I have divided these into two groups:

Group 1: Things President Trump Can Just Do

These are all matters of interpretation that do not require going through the formal regulation process.

  1. Replace the H-1B lottery with one that takes salary and skill into account. I have described this in detail previously. If the tech industry wants to sue again, let them. Put the visas petition selection process on hold until the appeal is finished in, say, three years.
  2. Make the H-1B data public. The data USCIS gathers on H-1B is a greater secret than the space aliens at Area 51. Currently, only the H-1B labor condition application data from the Department of Labor is publicly available. As horrible as this data is, industry lobbyists have hid behind the canard that you have to look at the actual visa data that, oh by the way, the government does not release.
  3. Change the labor condition application (LCA) so that it is associated with a single worker. In theory, the LCA is the vehicle in which the employer attests that the hiring of a specific H-1B worker will comply with the law. In reality, this is not the case.

Employers can file blanket LCAs so that a single LCA covers multiple workers. So how can an employer certify that it "has taken good faith steps to recruit, in the United States using procedures that meet industry-wide standards" and "has offered the job to any United States worker who applies and is equally or better qualified for the job for which the nonimmigrant or nonimmigrants is or are sought" when it is using an LCA covering 100 jobs? Obviously it cannot.

The Department of Labor should change the LCA form to require the employer to identify the specific worker (by name) the certification applies to.

  1. Change the prevailing wage scales. In 2004, Congress mandated that the Department of Labor provide "at least 4 levels of wages commensurate with experience, education, and the level of supervision." The fine folks in the Bush administration set those levels at the 17th, 34th, 50th, and 67th percentiles. Nothing prevents the Trump administration from setting those at the 50th, 60th, 70th, and 80th percentiles.
  2. Impose restrictions on H-1B. 8 U.S.C. § 1182(f) provides:

    Whenever the President finds that the entry of any aliens or of any class of aliens into the United States would be detrimental to the interests of the United States, he may by proclamation, and for such period as he shall deem necessary, suspend the entry of all aliens or any class of aliens as immigrants or nonimmigrants, or impose on the entry of aliens any restrictions he may deem to be appropriate.

    The sky is the limit on this one. The president could, by proclamation, impose the condition that H-1B workers not adversely affect Americans.

  3. Eliminate the granting of B visas in Lieu of H-1B by the State Department.
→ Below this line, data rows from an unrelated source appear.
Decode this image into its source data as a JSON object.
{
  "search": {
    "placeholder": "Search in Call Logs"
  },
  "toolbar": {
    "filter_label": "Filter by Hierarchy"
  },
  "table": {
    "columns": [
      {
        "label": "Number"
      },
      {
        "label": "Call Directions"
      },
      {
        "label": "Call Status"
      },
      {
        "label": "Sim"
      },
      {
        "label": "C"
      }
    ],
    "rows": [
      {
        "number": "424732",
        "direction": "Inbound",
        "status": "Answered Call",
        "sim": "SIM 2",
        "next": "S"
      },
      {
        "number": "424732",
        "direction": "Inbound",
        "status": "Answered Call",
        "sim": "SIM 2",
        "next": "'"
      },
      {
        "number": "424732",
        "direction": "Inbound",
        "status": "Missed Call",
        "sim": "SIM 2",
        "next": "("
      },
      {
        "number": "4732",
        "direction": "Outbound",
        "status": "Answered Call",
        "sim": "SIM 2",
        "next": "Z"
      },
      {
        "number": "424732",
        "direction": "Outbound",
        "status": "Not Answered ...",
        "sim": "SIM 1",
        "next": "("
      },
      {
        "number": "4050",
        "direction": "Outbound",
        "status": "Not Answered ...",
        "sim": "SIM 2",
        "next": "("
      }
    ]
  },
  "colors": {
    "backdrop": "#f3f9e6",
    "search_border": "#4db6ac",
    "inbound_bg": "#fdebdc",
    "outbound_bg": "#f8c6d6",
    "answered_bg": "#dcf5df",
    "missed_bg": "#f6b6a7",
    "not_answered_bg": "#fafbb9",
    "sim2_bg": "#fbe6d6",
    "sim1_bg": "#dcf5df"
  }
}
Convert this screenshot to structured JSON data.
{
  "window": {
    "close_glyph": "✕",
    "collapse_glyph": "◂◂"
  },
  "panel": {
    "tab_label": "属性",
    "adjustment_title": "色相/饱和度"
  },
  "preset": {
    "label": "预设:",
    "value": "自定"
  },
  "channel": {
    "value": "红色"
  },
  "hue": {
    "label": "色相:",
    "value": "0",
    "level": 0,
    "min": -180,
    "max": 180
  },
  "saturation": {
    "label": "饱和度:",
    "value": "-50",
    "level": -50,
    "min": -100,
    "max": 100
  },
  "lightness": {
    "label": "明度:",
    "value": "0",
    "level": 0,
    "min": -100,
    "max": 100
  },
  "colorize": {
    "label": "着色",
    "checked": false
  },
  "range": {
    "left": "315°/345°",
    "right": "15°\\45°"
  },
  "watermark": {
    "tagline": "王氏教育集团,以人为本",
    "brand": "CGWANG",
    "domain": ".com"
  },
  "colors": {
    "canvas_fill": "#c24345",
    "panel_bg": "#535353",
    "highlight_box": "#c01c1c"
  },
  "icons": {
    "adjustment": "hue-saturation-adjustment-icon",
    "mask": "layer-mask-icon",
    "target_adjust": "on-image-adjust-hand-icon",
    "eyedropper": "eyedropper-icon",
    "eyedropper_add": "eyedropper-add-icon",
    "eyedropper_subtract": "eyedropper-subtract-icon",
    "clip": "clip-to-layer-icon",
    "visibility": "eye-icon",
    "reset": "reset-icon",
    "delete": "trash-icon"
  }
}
Group 2: Things President Trump Would Have to Do Through Regulation

  1. Shorten the duration of H-1B visas. Currently H-1B visas are valid for three years with a three-year renewal (and some extensions beyond that). That is a creation of regulation. President Trump could eliminate the renewals and even shorten the duration to one or two years. These are supposed to be non-immigrant guest workers after all.
  2. Change the regulations covering immigration-related discrimination to eliminate the intent requirement and cover disparate impact. The Department of Justice regulations governing immigration-related discrimination are overly narrow and do not reflect the statute. These regulations could be brought in line with other anti-discrimination regulations.
  3. In its legislative history, Congress said it was exempting aliens employed by universities from the H-1B quotas. In drafting the legislation, Congress used the word "at." The Bush administration interpreted "employed at" as meaning "working at" instead of "employed by." This could have been a Group 1 item but for President Obama's rampage of anti-American-worker regulations in which he codified the Bush interpretation. This means it will take a regulation to undo Obama's damage to Americans.

A complete fix of H-1B will require Congress, something that remains unlikely.

Still, notice breadth of the list above. I have identified actions for the president, Department of Labor, Department of State, Department of Justice, and Department of Homeland Security — and this quick list just scratches the surface of what is possible to address the H-1B mess.